The researchers concluded that the findings could help patients and physicians weigh comparative harms from each therapy, which would aid them in making the best treatment choice. The other study by researchers at the University of North Carolina at Chapel Hill had similar outcomes.

Last year, there was the clinical trial known as PIVOT (Prostate Intervention vs Observation Trial), which we wrote about. We were pleased to see the New York Times describing how many men diagnosed with prostate cancer “are opting for active surveillance of their cancer rather than more aggressive surgery or radiation.” That option deserved at least a line of acknowledgment in the Times’ most recent story about radiation.

‘Our society says if you can treat something, you treat it’

Shared decision-making on choosing a treatment for early stage prostate cancer is what led health care journalist Howard Wolinsky to choose active surveillance for managing his prostate cancer.
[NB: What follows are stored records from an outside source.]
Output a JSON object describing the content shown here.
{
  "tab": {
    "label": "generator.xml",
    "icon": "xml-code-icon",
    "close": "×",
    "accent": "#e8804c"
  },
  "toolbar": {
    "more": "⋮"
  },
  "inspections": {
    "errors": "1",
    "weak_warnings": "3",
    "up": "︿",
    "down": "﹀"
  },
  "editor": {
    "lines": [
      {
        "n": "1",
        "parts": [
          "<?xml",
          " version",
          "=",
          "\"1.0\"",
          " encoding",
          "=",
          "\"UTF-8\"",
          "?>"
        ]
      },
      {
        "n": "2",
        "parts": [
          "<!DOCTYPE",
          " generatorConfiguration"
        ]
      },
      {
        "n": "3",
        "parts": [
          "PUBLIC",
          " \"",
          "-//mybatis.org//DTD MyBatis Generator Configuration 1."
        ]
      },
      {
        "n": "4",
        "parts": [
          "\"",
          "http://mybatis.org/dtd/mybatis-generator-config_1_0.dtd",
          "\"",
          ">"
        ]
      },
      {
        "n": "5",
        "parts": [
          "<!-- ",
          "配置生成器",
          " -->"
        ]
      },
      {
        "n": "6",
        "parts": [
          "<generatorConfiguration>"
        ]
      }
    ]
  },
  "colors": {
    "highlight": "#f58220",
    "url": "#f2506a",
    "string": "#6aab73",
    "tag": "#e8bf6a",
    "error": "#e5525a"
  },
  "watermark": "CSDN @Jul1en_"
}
Wolinsky, along with urologist Chris Warlick, MD, talk about the surveillance option in our podcast published earlier this month.

Wolinsky, now in his seventh year of active surveillance treatment, said choosing the option was not easy, and he saw more than one urologist.

“Our society says if you can treat something, you treat it. You know, ‘out, out damn cancer.'” But in choosing active surveillance Wolinsky says “you’re proactive by doing nothing. It’s not necessarily an easy thing to do.”

It may not be an easy choice, but it’s a choice that more men deserve to know about.